DEFINITION of Search Theory
Search theory is a study about transactional frictions between two parties that prevent them from a match in an efficient time frame. Search theory has mainly been used to explain inefficiencies in the market for employment, but it also has broad applicability to any form of "buyer" and "seller" whether for a product, house or even a spouse/partner. Under classical competitive equilibrium models, buyers and seller can transact in a frictionless world with complete and open information; clearing prices are immediately met because supply and demand forces react freely. However, in the real world, this does not happen. Search theory attempts to explain why.
BREAKING DOWN Search Theory
Two parties that wish to transact in business - an employer and job seeker, a seller of a good and a buyer - encounter frictions in their search for each other. These frictions can take the form of mismatched geographies, price expectations and specification requirements, as well as slow response and negotiation times by one of the parties involved. Government or corporate policy may even interfere with an efficient search process. For example, overly generous unemployment benefits may induce a qualified worker to sit at home and collect unemployment checks instead of seeking a job.

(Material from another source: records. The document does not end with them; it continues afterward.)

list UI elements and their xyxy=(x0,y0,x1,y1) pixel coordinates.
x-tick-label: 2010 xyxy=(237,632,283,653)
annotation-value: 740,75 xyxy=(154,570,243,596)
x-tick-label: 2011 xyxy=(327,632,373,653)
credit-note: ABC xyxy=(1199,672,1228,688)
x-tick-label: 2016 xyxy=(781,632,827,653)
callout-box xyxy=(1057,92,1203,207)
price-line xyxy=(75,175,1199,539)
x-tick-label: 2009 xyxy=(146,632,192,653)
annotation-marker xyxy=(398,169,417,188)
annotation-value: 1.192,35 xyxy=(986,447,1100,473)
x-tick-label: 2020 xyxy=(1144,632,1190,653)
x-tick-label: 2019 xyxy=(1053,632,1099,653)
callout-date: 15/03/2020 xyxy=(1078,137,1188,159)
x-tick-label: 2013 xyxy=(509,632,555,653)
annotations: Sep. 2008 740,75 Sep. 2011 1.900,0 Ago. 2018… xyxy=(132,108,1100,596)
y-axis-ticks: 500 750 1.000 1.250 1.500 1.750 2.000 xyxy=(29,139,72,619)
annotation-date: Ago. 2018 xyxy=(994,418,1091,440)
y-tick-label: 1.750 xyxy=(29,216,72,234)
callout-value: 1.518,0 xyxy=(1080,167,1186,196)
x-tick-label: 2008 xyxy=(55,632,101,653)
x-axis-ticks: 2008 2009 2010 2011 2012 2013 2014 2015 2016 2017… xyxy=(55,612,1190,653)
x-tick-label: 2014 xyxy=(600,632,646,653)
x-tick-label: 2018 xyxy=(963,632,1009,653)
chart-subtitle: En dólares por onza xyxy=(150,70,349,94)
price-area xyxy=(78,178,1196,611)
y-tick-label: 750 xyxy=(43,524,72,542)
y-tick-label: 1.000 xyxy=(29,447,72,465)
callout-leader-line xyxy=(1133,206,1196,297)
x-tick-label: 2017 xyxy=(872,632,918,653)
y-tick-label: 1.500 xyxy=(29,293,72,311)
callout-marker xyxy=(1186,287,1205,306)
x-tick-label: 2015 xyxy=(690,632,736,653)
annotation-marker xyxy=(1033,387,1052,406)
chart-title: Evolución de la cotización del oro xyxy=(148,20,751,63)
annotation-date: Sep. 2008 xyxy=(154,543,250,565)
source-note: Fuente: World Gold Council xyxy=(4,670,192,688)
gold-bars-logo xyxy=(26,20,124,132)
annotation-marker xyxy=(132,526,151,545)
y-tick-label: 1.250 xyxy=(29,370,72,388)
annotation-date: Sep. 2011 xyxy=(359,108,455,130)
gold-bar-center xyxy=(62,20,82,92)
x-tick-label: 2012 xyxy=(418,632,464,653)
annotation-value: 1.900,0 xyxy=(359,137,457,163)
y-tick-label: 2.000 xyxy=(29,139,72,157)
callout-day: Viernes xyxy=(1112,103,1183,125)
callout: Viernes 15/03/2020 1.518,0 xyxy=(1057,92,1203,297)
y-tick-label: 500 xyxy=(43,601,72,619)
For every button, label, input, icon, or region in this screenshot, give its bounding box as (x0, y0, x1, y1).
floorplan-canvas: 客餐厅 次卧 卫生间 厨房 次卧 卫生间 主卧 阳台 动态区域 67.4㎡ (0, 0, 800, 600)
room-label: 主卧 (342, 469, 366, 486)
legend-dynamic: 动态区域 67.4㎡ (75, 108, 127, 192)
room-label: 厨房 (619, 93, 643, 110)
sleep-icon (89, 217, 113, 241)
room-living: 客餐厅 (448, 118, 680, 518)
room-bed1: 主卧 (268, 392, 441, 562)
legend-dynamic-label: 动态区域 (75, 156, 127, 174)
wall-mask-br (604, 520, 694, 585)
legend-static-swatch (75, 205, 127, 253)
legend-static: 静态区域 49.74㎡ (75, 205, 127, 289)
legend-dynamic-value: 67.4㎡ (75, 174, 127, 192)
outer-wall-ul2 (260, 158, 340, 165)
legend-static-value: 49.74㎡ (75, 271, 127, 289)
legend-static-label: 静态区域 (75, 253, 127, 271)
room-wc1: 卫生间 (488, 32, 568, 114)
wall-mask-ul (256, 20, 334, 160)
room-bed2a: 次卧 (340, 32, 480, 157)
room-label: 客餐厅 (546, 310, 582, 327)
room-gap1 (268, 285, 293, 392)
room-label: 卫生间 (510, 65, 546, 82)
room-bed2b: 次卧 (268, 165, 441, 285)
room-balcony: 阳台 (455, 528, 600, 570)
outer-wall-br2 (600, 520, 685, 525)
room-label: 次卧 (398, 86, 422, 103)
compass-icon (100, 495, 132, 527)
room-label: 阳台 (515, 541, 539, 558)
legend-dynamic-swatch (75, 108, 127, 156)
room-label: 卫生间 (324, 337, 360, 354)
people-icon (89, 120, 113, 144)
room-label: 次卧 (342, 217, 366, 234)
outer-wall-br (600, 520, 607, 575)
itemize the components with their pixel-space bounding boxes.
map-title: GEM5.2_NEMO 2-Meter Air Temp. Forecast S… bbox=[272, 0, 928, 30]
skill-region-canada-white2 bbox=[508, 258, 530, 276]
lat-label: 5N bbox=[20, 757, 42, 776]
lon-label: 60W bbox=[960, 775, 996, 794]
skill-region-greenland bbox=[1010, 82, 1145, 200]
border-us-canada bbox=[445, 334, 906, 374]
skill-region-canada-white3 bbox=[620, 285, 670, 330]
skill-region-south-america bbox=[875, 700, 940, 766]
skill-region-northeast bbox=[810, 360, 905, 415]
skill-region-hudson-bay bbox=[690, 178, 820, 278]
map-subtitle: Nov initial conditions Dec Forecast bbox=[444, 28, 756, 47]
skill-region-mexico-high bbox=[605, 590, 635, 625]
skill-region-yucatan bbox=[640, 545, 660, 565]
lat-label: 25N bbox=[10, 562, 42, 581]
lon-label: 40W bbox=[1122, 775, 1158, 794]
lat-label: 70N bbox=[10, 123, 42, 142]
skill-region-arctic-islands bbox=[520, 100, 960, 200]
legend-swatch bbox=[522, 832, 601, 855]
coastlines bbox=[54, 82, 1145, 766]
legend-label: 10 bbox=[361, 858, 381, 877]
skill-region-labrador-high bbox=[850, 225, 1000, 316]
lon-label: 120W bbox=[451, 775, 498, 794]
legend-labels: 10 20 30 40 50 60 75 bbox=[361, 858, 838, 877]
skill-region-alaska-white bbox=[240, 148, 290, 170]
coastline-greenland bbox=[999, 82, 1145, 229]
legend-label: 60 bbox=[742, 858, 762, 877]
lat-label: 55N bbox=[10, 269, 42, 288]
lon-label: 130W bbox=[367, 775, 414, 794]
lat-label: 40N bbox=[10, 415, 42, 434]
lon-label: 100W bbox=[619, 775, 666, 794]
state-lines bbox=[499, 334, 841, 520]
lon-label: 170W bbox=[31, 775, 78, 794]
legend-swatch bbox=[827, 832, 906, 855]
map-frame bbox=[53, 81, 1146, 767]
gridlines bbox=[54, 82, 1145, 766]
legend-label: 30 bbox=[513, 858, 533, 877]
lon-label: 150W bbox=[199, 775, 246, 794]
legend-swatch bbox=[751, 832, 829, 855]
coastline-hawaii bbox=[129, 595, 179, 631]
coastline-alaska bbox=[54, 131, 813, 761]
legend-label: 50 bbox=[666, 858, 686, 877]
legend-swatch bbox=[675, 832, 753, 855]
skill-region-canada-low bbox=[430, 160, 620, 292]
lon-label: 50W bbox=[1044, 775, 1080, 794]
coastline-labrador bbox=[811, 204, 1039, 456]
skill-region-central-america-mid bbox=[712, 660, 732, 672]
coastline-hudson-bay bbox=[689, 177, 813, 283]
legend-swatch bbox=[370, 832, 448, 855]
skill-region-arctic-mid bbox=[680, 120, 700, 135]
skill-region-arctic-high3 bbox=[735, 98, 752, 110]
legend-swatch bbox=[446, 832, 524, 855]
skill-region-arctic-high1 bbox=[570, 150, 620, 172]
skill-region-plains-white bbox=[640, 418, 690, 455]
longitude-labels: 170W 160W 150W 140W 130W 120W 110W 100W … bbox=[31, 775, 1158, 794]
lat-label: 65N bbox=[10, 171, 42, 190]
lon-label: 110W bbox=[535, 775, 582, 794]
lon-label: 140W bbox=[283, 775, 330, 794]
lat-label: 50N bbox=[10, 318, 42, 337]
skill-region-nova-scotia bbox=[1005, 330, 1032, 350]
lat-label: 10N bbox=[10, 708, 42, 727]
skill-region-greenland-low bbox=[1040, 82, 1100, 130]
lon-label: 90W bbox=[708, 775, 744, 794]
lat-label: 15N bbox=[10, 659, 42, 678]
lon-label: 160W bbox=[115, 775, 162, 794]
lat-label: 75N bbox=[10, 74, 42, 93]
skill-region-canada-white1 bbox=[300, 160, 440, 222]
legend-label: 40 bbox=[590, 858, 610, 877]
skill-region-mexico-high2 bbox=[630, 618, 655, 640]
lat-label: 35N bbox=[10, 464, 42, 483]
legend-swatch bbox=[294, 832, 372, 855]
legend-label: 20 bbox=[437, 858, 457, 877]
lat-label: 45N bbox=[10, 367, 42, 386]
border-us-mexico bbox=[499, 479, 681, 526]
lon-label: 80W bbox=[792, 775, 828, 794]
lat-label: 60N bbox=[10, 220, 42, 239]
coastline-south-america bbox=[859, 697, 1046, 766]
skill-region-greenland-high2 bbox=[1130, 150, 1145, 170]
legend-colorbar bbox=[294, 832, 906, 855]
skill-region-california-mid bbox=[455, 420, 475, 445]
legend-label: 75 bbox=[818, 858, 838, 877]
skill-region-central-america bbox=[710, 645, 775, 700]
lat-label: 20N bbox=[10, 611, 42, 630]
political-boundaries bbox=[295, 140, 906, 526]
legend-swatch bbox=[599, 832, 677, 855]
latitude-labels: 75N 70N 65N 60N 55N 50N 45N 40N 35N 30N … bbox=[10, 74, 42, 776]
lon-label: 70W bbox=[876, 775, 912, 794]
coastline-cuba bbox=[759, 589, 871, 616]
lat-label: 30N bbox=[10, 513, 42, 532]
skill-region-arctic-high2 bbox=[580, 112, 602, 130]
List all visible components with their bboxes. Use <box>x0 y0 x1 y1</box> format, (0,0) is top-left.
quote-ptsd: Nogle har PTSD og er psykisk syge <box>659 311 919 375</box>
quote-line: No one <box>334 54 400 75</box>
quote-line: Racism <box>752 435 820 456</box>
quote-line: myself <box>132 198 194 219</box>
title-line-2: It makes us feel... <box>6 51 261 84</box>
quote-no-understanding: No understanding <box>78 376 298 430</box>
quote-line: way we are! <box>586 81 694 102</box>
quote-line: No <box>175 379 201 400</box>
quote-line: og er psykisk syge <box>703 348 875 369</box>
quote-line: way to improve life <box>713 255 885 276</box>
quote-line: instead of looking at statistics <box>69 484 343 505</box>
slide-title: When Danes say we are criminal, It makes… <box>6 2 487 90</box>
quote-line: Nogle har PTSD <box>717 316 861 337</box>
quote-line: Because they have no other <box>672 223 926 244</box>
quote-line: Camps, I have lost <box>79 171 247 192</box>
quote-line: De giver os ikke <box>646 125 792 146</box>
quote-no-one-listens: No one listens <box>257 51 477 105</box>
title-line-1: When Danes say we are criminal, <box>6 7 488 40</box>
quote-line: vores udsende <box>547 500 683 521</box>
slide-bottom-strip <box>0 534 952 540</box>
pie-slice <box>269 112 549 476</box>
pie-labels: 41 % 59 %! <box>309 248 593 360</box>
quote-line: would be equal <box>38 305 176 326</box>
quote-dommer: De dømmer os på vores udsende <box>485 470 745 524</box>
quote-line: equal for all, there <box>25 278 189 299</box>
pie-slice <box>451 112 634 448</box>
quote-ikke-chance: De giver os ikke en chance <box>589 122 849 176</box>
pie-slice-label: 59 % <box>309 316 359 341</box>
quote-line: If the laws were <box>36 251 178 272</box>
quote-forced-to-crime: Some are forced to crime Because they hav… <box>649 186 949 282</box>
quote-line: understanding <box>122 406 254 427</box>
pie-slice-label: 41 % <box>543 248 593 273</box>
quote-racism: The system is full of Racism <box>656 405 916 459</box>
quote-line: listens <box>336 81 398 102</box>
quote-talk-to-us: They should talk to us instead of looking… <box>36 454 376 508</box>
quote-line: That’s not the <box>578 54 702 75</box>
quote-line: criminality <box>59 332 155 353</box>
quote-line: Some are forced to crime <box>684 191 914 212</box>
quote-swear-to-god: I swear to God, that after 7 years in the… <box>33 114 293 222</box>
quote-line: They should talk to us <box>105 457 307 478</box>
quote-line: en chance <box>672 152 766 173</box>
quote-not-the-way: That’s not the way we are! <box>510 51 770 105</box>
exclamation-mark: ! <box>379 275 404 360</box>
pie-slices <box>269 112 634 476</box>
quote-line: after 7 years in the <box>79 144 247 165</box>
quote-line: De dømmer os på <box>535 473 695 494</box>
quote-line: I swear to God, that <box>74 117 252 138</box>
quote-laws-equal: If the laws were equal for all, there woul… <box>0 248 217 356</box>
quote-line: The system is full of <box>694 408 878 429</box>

Economists Peter Diamond, Dale Mortensen and Christopher Pissarides won the 2010 Nobel Prize in Economics for their "analysis of markets with search frictions." Their search theory puzzled over a basic empirical observation that there can be many unemployed job seekers (as opposed to unemployed who are not looking for a job) at a time when there are many job openings that are suitable for them. Diamond initiated search theory research into retail markets and Mortensen and Pissarides spearheaded focus on labor markets. Their discoveries of frictions that lead to less- than-optimal outcomes have helped to explain chronic unemployment issues, price and wage differences, and inefficient uses of search resources. In turn, findings of their search theory offer guidance to policy makers to adjust unemployment programs to minimize benefit payments and promote more matching activity between buyers and sellers of work.